Grant Funds Middle School Robotics Competition at HPU

HIGH POINT, N.C., Feb. 22, 2017 – Local middle school students are taking part in High Point University’s first Robotics Competition, thanks to a grant from Daimler Trucks North America and Thomas Built Buses.

Johnson Street Global Studies, Ledford Middle School, Jamestown Middle School and Immaculate Heart of Mary Middle School have two teams per school in the competition, which is designed to prepare the next generation of STEM leaders. The program includes four robotics challenges held monthly on the HPU campus. HPU’s School of Education students create, lead and judge each competition as part of their STEM master’s work.

Teams received a technology and robotics kit in January when the first competition kicked off by challenging students to build a base for their robot. The event continues with three more challenges, to be held 4-8 p.m. on Feb. 23, March 30 and April 20 at the School of Education and Webb Conference Center, as teams are challenged to grow and evolve their robot.

“I enjoy being on the team because I love how we do each task. We do them with teamwork,” says 13-year-old Sarahi Martinez Galvan from Ferndale Middle School. “We don’t argue or complain. We listen to each other’s ideas that turn out to help us a lot. We are open-minded with each other and have fun.”

Their teachers have gotten in on the fun, too, with robotics training last semester.

“It has been an amazing experience for Ferndale Middle School so far,” says Krista Hannah, a teacher at Ferndale. “Our children have opportunities to utilize their math reasoning and problem-solving skills, explore the world of robotics and programing, and develop their abilities to work as a team in order to set and accomplish goals. We are grateful to be able to participate in this program. It has allowed us to provide the Lego Education experience to a diverse group of students who may not have had the opportunity otherwise.”

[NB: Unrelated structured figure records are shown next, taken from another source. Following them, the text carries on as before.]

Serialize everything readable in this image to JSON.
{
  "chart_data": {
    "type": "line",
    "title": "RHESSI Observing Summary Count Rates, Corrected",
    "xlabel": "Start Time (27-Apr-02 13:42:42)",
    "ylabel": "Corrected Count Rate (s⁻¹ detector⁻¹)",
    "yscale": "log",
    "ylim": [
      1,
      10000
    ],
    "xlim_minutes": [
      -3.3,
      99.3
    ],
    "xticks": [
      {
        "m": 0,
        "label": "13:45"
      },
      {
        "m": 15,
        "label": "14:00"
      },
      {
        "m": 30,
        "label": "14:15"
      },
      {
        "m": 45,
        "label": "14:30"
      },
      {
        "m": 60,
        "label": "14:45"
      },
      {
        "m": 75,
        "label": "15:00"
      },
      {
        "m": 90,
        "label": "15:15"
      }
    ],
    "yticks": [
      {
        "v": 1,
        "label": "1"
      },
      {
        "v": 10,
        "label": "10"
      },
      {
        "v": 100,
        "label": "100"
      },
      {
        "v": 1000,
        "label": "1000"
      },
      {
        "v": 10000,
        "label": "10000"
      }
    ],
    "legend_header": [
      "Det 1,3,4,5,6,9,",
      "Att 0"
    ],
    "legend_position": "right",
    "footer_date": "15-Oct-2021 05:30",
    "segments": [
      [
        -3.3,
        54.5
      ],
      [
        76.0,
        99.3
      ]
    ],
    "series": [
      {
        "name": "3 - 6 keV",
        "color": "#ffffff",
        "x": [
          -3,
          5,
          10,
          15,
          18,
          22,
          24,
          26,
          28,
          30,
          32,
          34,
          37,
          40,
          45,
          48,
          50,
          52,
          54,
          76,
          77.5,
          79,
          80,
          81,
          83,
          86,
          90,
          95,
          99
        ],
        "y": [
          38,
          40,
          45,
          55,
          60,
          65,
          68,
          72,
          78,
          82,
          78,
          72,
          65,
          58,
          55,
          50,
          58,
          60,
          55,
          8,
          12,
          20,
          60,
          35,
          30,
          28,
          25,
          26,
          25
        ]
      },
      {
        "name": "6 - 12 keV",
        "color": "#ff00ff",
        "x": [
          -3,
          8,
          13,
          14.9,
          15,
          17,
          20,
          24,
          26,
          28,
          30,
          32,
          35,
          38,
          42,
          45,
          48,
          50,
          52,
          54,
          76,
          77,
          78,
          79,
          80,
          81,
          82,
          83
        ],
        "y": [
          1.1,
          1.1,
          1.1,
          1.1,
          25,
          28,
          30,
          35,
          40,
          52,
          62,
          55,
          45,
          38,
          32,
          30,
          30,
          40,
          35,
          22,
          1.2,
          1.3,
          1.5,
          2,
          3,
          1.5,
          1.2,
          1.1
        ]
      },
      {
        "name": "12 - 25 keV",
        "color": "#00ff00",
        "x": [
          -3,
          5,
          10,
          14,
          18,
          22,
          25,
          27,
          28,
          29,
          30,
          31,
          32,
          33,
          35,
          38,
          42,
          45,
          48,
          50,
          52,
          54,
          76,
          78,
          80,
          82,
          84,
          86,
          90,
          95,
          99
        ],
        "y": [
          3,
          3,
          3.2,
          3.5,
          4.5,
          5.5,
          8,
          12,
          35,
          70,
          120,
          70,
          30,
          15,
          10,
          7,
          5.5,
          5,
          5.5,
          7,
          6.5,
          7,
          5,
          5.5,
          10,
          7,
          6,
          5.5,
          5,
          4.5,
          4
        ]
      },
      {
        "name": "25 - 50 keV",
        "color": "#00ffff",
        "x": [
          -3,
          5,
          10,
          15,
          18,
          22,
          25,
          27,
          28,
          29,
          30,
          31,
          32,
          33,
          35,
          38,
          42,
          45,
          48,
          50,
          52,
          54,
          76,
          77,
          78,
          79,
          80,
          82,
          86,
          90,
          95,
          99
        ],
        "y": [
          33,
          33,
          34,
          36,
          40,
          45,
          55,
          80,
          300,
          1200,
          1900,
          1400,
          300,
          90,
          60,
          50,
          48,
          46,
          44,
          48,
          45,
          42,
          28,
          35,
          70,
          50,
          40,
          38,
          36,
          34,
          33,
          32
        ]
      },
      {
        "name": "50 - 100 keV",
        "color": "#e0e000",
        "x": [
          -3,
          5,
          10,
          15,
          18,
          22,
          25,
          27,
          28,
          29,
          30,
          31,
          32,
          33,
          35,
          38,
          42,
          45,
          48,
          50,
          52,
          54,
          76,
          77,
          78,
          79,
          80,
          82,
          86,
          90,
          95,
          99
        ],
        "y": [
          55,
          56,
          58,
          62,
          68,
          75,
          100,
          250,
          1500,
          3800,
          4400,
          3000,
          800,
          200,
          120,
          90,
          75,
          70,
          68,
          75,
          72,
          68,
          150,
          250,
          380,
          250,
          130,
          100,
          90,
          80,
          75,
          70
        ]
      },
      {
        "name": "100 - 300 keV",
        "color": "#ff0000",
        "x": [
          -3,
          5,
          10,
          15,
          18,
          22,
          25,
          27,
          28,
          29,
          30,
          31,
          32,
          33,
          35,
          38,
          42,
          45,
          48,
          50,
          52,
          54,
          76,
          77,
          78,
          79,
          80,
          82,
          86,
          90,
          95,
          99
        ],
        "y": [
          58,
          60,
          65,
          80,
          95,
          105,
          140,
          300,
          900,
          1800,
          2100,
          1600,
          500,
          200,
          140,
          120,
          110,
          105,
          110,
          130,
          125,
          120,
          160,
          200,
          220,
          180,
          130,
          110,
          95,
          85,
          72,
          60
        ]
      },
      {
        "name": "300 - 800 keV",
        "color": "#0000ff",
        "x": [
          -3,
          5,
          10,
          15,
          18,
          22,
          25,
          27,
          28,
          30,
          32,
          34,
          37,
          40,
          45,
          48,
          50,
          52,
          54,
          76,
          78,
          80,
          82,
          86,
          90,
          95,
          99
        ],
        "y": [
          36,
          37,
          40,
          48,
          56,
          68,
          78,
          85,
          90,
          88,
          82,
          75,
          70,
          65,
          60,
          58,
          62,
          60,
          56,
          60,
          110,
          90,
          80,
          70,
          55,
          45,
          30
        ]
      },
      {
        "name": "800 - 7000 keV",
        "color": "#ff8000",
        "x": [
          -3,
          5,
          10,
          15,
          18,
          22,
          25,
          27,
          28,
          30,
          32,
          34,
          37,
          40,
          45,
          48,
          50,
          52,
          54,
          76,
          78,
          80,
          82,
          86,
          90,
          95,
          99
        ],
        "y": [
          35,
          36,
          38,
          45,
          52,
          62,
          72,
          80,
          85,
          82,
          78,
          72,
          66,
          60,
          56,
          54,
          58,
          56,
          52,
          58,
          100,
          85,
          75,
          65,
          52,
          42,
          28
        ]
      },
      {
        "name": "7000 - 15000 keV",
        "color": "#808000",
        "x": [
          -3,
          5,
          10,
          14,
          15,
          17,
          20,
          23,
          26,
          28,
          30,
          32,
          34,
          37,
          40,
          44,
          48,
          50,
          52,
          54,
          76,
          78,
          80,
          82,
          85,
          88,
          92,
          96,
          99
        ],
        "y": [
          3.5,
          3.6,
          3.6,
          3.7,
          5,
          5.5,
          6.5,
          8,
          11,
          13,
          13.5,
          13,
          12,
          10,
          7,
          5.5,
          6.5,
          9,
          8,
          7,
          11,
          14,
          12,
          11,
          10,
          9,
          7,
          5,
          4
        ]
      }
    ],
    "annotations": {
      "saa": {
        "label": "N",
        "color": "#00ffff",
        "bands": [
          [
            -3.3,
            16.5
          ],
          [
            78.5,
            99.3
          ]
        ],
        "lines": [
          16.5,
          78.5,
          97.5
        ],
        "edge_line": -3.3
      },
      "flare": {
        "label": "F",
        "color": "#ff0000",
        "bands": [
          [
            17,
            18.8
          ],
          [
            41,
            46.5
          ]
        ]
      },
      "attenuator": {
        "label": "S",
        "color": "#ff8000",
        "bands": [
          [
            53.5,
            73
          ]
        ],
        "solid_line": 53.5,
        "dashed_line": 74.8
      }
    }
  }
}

Teaching students to learn STEM concepts through creative methods such as LEGO robotics helps battle the creativity crisis in America, according to Dr. Shirley Disseler, associate professor of education.

“Engaging students in the creative process through robotics is key for all students, and this event is proof positive that it matters,” said Dr. Shirley Disseler, associate professor of education and STEM education program coordinator. “Watching the faces of the students during their first challenge was evidence that we are meeting a need for the schools that would not otherwise have funding or access to these resources.”   

Challenge Schedule:

Feb. 23 4 p.m.-6 p.m. in the HPU School of Education.

Mar. 30 4 p.m.-8 p.m. in the Webb Conference Center.

Apr. 20 4 p.m.-8 p.m. in the Webb Conference Center.